Near him, under a table, a woman in a wet T-shirt sat with her hands over her ears and stared at him.
NEVADA BOB'S
, the T-shirt read. It struck Harris as funny. The word
BOB
. Suddenly Harris saw that
BOB
was a very funny word, especially stuck there like that between two large breasts whose nipples were as obvious as maraschino cherries. He started to say something, but a sudden movement to one side made him turn to look that way instead. He wondered what he had been going to say.
The loa brandished her hatchet. Harris retreated into the bar on his knees. The hatchet went wide again, smashed an enormous Crock-Pot that sat on the bar. Chili oozed out of the cracks.
“I shall pray for you,” the loa said, carried by the momentum of her stroke into the video games. “I shall pray for all of you whose American appetites have been tempted with foreign dishes.” She put her arms around the casing for Ghouls 'n Ghosts, lifted the entire thing from the floor, and piled it onto Super Mario Bros. 2. The music hiccoughed for a moment and then resumed.
There was now absolutely no exit from the bar through that door. Harris's backup was still out there, peering into manholes and washing windows, and the street was two video games away. Harris's amusement vanished. He wasn't likely to be at his best, alone, weaponless, with a hurt knee, and bufotenine pulsing through his body. Only one of these things could be rectified.

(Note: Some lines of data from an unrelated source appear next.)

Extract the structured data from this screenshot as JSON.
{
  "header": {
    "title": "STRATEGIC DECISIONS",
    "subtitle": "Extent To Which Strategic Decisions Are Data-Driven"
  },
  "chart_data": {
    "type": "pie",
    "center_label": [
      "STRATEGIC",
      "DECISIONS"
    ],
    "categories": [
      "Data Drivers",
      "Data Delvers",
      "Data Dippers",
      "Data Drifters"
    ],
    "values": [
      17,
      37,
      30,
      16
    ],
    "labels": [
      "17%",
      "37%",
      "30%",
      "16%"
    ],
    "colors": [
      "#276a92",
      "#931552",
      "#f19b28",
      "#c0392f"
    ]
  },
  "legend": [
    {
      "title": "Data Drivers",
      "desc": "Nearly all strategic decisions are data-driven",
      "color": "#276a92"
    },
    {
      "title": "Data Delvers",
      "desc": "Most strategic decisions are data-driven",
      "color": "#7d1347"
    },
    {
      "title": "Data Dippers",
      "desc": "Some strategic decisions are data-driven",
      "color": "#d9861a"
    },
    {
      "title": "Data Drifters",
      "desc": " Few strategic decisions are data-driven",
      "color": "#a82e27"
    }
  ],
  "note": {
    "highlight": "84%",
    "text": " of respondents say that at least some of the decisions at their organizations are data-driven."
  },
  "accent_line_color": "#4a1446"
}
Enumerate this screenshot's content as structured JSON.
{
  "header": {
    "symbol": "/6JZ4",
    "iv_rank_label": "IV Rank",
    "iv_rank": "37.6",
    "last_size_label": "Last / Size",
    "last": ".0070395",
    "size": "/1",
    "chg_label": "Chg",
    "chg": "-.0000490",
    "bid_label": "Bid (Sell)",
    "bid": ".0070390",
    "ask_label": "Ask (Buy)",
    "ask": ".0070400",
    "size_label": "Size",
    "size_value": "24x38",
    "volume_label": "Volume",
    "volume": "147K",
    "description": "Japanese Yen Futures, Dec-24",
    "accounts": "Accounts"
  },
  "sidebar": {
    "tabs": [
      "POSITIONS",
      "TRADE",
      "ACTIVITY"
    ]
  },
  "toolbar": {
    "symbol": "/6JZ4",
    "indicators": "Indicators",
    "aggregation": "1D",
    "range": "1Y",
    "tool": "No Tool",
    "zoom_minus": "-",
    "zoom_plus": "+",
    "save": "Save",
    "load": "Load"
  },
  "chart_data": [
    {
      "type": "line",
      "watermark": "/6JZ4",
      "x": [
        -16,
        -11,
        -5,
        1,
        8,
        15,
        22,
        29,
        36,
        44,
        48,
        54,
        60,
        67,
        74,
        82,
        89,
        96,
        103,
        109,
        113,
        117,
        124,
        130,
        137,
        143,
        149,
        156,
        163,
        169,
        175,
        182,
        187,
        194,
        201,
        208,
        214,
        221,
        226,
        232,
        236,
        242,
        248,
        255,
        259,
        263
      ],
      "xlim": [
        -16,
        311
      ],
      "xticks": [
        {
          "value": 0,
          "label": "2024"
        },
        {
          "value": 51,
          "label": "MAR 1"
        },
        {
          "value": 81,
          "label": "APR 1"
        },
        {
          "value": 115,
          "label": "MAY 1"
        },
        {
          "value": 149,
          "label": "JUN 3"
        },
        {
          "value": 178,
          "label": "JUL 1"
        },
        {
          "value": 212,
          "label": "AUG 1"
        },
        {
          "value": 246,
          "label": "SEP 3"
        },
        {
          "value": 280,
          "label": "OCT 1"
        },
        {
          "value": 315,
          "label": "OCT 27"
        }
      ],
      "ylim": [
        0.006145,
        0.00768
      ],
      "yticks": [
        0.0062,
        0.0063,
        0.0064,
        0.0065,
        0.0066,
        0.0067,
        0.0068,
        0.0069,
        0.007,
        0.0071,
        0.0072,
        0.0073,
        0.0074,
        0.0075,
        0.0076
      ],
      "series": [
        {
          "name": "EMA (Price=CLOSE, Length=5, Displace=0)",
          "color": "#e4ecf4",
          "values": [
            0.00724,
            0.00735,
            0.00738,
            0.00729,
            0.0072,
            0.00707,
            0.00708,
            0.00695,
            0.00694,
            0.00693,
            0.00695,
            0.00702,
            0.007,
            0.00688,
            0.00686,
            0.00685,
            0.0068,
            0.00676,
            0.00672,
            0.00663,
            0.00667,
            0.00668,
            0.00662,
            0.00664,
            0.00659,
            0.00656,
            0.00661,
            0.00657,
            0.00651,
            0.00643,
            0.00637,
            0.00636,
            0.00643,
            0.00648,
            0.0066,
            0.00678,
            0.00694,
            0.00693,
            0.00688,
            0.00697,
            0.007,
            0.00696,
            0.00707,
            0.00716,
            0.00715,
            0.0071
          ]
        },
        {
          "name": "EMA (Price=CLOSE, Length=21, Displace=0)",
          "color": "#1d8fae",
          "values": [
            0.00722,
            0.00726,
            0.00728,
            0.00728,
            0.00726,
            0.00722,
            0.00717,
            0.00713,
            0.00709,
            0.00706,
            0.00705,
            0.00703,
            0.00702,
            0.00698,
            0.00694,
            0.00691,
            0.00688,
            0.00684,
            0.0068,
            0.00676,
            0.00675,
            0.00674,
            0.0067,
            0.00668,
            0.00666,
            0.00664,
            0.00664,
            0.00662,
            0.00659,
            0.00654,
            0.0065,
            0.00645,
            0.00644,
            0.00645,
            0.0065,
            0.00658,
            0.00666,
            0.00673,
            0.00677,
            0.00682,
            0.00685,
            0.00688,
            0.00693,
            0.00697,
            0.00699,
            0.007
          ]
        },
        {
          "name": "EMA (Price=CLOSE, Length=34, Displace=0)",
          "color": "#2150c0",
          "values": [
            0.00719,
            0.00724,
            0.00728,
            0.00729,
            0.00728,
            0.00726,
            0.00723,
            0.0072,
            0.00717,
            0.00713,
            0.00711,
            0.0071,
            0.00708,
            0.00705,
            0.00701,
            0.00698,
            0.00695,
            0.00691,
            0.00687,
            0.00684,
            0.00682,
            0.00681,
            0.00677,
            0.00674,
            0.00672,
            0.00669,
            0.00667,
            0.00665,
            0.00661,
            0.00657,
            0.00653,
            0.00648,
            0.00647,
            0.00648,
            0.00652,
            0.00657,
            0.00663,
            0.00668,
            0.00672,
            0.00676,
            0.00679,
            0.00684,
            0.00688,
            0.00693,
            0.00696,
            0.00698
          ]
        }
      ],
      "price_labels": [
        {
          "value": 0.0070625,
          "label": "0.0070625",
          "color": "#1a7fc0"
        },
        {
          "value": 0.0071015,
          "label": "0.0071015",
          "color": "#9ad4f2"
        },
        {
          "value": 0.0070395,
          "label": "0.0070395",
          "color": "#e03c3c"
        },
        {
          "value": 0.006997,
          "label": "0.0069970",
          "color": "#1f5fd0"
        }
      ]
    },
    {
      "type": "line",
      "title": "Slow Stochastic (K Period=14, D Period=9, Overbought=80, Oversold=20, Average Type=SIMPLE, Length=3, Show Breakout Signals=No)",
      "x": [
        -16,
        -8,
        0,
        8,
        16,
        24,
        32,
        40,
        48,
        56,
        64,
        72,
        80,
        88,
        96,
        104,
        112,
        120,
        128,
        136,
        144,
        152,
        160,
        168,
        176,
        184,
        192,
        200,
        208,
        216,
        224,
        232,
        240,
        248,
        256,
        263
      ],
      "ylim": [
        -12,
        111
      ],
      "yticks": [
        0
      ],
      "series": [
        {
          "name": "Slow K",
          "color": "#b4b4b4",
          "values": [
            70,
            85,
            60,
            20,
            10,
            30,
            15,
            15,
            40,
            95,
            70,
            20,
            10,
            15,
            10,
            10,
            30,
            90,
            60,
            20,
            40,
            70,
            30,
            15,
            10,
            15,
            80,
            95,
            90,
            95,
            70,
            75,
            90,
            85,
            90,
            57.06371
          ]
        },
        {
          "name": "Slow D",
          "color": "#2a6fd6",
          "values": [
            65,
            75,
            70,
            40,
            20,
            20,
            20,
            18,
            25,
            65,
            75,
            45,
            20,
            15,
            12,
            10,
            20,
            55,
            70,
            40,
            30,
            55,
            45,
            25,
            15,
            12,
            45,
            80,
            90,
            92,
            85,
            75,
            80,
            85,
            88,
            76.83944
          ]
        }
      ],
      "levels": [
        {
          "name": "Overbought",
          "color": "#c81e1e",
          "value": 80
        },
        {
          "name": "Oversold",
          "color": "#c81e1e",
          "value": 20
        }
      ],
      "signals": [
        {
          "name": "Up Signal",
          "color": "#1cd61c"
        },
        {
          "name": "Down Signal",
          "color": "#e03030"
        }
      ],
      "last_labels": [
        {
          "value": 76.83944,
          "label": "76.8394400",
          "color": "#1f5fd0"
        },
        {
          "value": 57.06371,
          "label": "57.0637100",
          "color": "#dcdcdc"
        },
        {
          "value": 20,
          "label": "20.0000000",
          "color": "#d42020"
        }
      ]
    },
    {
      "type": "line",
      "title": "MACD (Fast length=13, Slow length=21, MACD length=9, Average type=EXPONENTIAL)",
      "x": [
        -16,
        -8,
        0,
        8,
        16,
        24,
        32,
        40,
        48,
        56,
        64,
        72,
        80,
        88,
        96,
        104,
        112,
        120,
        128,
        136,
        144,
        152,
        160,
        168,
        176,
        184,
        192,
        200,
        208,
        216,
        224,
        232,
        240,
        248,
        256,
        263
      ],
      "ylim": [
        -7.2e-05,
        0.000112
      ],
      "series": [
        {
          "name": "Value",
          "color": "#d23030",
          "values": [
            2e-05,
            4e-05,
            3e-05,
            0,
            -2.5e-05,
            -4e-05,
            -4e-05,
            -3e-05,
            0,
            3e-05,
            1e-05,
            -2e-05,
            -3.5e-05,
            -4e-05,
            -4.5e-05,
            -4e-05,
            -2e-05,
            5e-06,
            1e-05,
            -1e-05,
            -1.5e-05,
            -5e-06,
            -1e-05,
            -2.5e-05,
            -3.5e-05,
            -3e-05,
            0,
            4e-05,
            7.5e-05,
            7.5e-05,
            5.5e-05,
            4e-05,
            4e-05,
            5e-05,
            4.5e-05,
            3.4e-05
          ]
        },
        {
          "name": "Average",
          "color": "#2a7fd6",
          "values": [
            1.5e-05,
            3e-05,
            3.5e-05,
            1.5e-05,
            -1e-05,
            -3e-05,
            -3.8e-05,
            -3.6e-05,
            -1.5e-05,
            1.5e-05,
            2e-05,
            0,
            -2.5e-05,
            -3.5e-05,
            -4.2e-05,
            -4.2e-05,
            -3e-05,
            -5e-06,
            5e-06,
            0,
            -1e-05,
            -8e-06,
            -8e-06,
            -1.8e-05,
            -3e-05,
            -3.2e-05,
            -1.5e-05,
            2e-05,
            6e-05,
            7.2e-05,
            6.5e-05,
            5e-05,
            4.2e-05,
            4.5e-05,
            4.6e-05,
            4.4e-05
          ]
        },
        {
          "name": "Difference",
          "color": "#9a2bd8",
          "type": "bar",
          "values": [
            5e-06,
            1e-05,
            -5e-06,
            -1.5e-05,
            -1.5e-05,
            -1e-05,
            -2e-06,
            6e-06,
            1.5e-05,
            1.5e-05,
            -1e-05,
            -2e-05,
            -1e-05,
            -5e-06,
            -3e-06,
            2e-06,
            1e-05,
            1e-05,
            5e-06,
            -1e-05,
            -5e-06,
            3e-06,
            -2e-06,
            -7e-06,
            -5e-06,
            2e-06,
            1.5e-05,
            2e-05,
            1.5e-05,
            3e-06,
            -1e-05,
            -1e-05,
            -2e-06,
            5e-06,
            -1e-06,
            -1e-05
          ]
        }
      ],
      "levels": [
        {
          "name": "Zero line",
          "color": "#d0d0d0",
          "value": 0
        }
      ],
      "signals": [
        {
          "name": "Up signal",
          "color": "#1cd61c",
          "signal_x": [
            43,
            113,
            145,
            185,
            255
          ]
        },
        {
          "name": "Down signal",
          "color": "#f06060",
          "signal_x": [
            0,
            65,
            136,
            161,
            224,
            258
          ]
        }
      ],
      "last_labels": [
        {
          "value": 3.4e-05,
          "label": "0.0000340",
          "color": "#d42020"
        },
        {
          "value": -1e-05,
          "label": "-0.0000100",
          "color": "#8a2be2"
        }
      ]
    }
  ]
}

The bar was starting to metamorphose around him. The puddles of liquor on the floor sprouted into fountains, green liquid trees of crème de menthe, red trees of wine, gold trees of beer. The smell of liquor intensified as the trees bloomed. They grew flowers and dropped leaves in the liquid permanence of fountains, an infinite, unchanging season that was all seasons at once. A jungle lay between Harris and the loa. His tranquilizer gun was sandwiched between Super Mario Bros. 2 and Ghouls 'n Ghosts. The barrel protruded. Harris wrenched it free. It took three tries and the awesome properties of the lever to move the uppermost video game. Harris tried not to remember how the loa had picked it up off the floor with her hands. He retrieved his gun and went hunting.
She was coy now, ducking away from him, so that he only caught glimpses of her through the watery branches of liquor. A sound here and there indicated that she had stopped to smash a wooden keg or pound the cash register. Harris himself was stealthy, timing each footfall to coincide with the tones of Super Mario Bros. 2.